Encourage employees
To position an organization to win over the long haul, you need employees who are engaged with what is going on in the organization and will maintain a high level of interest over the long term.
Norcross says a big key to that is to show your employees how much you value them, and doing so beyond your monthly organizational newsletters or in the periodic meetings where you hand out awards and deliver recognition.
You need to show your appreciation and reward high performers on a more consistent, informal basis.
“You need to compliment people on a regular basis,” Norcross says. “Our middle and senior management has spent a considerable amount of time out and about, complimenting people on how they perform over the course of each day. When I’m walking around in our institution, I’m engaging employees in that manner. The person could be working in our maintenance department, in security, a receptionist, a parking attendant. No matter what role they’re in, they need to feel good about their work. They need to be complimented. It’s just a natural thing that people want to hear when they’re doing good work.”
Recognition from management is a component of showing employees how their job fits the overall mission of the organization. As you’re delivering proverbial, or real, pats on the back during your daily interactions with employees, it also provides you with an opportunity to explain or demonstrate how every job in the company contributes to satisfied customers, new and repeat business, and increased revenue.
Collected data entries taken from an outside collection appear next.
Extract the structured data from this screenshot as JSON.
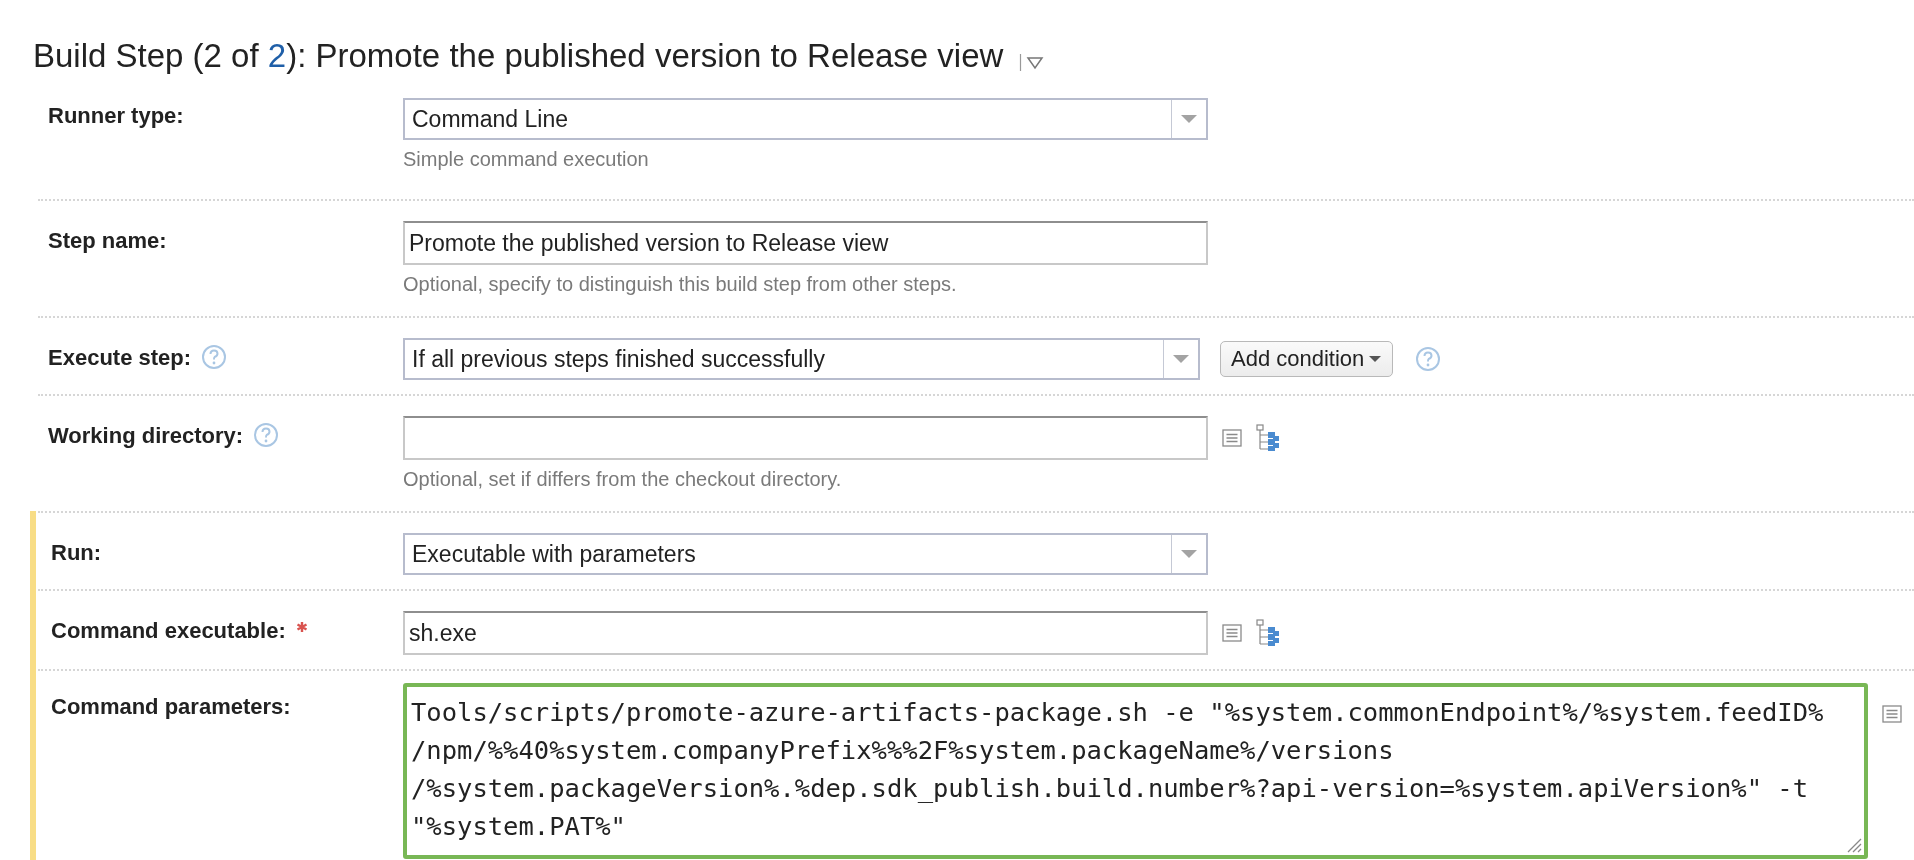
{
  "title": {
    "before": "Build Step (2 of ",
    "link": "2",
    "after": "): Promote the published version to Release view"
  },
  "sections": [
    {
      "highlighted": false,
      "rows": [
        {
          "kind": "select",
          "label": "Runner type:",
          "required": false,
          "help": false,
          "text": "Command Line",
          "hint": "Simple command execution"
        },
        {
          "kind": "input",
          "label": "Step name:",
          "required": false,
          "help": false,
          "text": "Promote the published version to Release view",
          "hint": "Optional, specify to distinguish this build step from other steps."
        },
        {
          "kind": "select",
          "label": "Execute step:",
          "required": false,
          "help": true,
          "text": "If all previous steps finished successfully",
          "button": "Add condition"
        },
        {
          "kind": "input",
          "label": "Working directory:",
          "required": false,
          "help": true,
          "text": "",
          "tools": true,
          "hint": "Optional, set if differs from the checkout directory."
        }
      ]
    },
    {
      "highlighted": true,
      "rows": [
        {
          "kind": "select",
          "label": "Run:",
          "required": false,
          "help": false,
          "text": "Executable with parameters"
        },
        {
          "kind": "input",
          "label": "Command executable:",
          "required": true,
          "help": false,
          "text": "sh.exe",
          "tools": true
        },
        {
          "kind": "textarea",
          "label": "Command parameters:",
          "required": false,
          "help": false,
          "focused": true,
          "lines": [
            "Tools/scripts/promote-azure-artifacts-package.sh -e \"%system.commonEndpoint%/%system.feedID%",
            "/npm/%%40%system.companyPrefix%%%2F%system.packageName%/versions",
            "/%system.packageVersion%.%dep.sdk_publish.build.number%?api-version=%system.apiVersion%\" -t",
            "\"%system.PAT%\""
          ]
        }
      ]
    }
  ]
}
In a medical organization, it is sometimes difficult for management-level figures like Norcross to draw a direct line from patient care to support staffers who don’t directly interface with patients. But the connections are there, and Norcross takes every opportunity available to refract an employee’s individual contributions through the wide-angle lens of the entire Cooper system.
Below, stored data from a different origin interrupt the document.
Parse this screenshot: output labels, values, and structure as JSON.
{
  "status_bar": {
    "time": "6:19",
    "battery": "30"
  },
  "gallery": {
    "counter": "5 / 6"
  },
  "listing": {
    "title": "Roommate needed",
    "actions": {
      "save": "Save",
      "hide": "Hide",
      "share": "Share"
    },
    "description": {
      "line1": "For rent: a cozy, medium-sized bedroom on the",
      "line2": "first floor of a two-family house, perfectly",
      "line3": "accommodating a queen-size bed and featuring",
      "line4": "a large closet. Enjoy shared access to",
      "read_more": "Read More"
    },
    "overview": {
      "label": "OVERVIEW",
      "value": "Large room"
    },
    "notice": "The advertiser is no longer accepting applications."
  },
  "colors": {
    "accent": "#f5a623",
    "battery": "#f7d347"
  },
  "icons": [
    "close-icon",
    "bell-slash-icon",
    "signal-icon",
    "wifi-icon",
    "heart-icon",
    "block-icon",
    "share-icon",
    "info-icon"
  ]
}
“Historically, the patient has been served specifically on the physician or nurse level, and it has happened at the doctor’s or nurse’s convenience, not the patient’s” Norcross says. “That’s why we’ve placed a cultural emphasis throughout the organization on customer service in the form of serving patients. Each and every person, whether they’re a parking attendant or maintenance person or doctor or nurse, we emphasize that they’re touching our customers in some way, they’re affecting the customer experience, they’re key to our ability to serve the people who come through our doors seeking care.”
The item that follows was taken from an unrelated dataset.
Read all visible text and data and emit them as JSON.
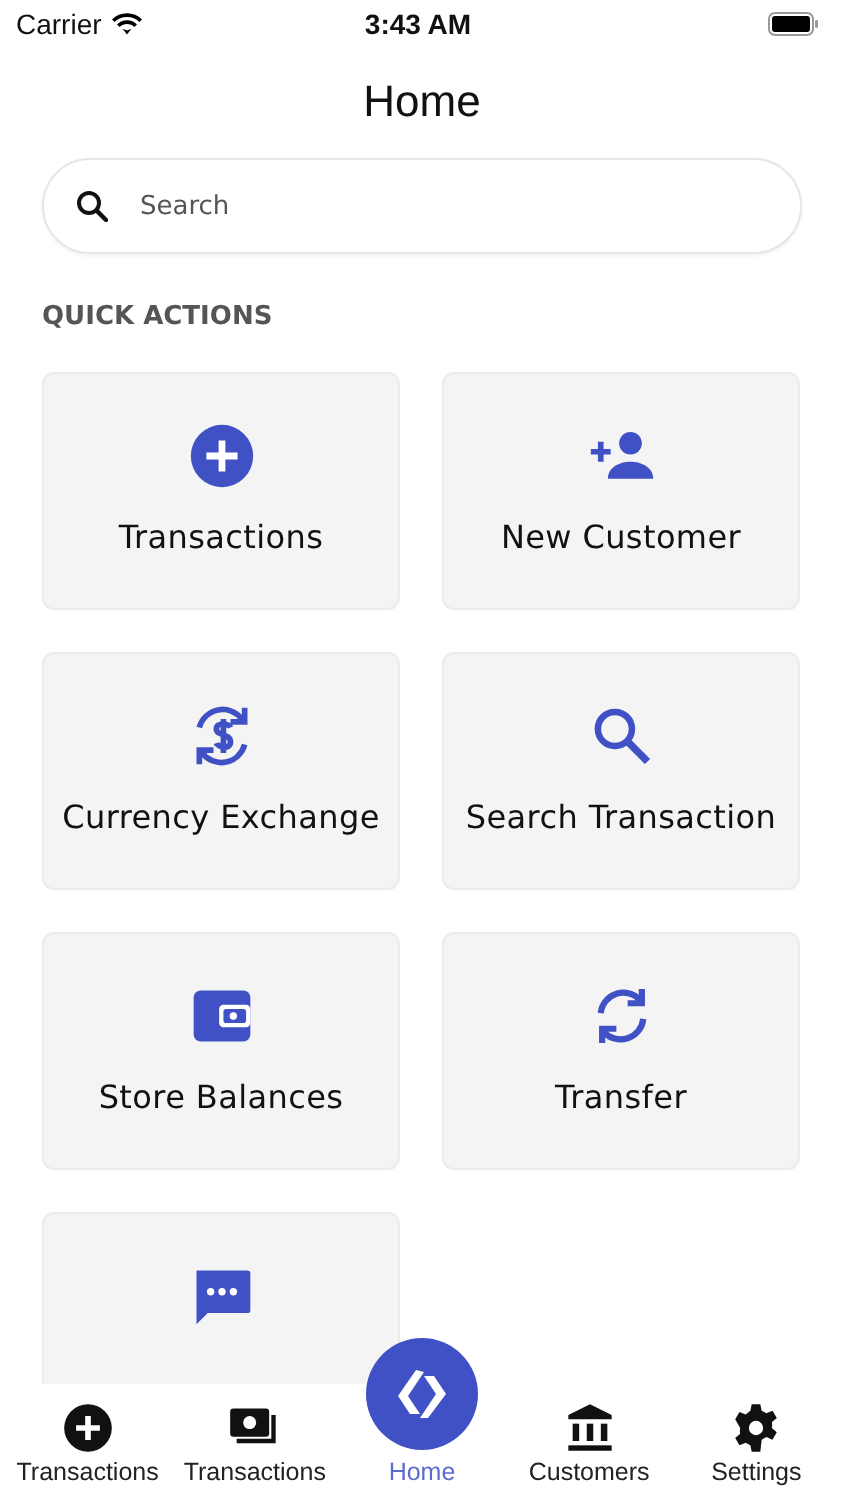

It’s an organizational philosophy that rings true, whether you’re healing the sick, manufacturing cars or running a bakery: If your employees recognize that they’re part of a team and are contributing to team goals, they’ll feel more satisfied with their day-to-day work, and they’ll project their satisfaction onto the customer that they serve.
“Whether it’s a sports team, a business enterprise, a charitable organization or otherwise, people want to be involved in things that they feel rewarded by,” Norcross says. “It could be an emotionally based award, a financial reward, but ultimately, people need to feel that level of excitement. They need to see that they’re doing more than just working from 9 to 5 each day. They need to be a part of something they enjoy, because it’s most of what they do during their waking hours.”